Welcome from Chandler, Arizona.
I want to start this off with a quote that summarizes what I’ve been thinking about this week:
“It is not a matter of what is true that counts, but a matter of what is perceived to be true.”
Henry A. Kissinger
First, I wrote a new essay titled The False Dichotomy of Signaling.
Here’s a quote from the essay:
Signaling can be both good and bad. Whether it’s good or bad entirely depends on context and meaning. And while it’s neither good nor bad, it is undeniably necessary.
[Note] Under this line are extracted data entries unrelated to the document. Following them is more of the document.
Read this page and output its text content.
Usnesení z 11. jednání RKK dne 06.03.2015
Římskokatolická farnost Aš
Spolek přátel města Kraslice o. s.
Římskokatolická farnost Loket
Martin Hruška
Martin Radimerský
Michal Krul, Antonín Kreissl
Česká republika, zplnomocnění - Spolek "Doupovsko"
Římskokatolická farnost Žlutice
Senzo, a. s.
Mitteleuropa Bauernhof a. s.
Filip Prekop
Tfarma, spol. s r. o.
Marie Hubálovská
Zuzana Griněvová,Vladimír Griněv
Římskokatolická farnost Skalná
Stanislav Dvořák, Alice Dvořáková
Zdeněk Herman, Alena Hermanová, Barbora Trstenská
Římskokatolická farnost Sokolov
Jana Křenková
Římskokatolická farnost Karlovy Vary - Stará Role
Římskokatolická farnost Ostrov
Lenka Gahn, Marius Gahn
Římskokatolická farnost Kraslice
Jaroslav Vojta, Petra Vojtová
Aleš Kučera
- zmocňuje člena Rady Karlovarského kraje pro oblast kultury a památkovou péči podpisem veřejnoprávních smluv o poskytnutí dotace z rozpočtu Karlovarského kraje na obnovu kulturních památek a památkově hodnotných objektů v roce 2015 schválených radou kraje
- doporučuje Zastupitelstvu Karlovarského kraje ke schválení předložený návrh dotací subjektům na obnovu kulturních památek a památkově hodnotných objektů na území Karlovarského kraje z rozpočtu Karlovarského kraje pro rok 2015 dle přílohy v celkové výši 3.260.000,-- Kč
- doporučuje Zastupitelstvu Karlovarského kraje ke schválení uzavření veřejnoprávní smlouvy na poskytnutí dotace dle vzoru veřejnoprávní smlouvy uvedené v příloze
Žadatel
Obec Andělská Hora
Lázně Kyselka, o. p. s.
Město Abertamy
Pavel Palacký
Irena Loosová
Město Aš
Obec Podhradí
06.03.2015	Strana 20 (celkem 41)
I also put out a semi-spicy take on Twitter about signaling. I got a few interesting responses, and the tweet inspired some additional thoughts that I’ll be writing about on the blog.
Links of the Week
Keeping Your Identity Small: Y Combinator Founder Paul Graham explores why politics and religion are such polarizing topics in our world. He argues that these things become a part of a person’s identity. When something becomes part of your identity, you feel forced to hold strong opinions about them. He comes to the following conclusion:
“If people can’t think clearly about anything that has become part of their identity, then all other things being equal, the best plan is to let as few things into your identity as possible.”
The Leadership Paradox: We often label traits as good or bad. But Brett Bartholomew argues that there is often a bright and dark side to any trait, even Machiavellianism.
He argues that leaders sometimes have to tap into the dark side of a trait to influence others. That’s okay. It’s a necessary component of leadership.
Zero Trust Information: Popular tech blogger Ben Thompson wrote an excellent piece looking at the intersection of information and the coronavirus pandemic.
It’s well worth the read. I was especially drawn to his example of how information has changed over time, which I will explain below.
Before the Internet, information followed a normal distribution curve.
There was very little misinformation, the highest amount of mediocre information, and not a lot of truly excellent information. You can see this in the first two images.
As inhabitants of the Information Age, we’re all aware of the explosion of information quantity. There is a lot more information available to us now than there was when Walter Cronkite was the most trusted man in America.
As a result, the distribution curve has shifted upwards. That means there’s a lot more misinformation than there once was (fake news), but there’s also significantly more extremely valuable information. This is good news for all of us, especially as we endure a worldwide pandemic.
This shift in our information environment has massive consequences for our present day and the future.
If this kind of stuff intrigues you, I suggest you take 10 minutes to the full article.
Excuse me, I’m going to go throw up: Here’s a picture of Manhattan from the in-progress Empire State Building. Were there no safety laws? Gahhhhhhh
That’s all for this week. Thanks so much for your time. I hope you and your family have a happy and healthy week.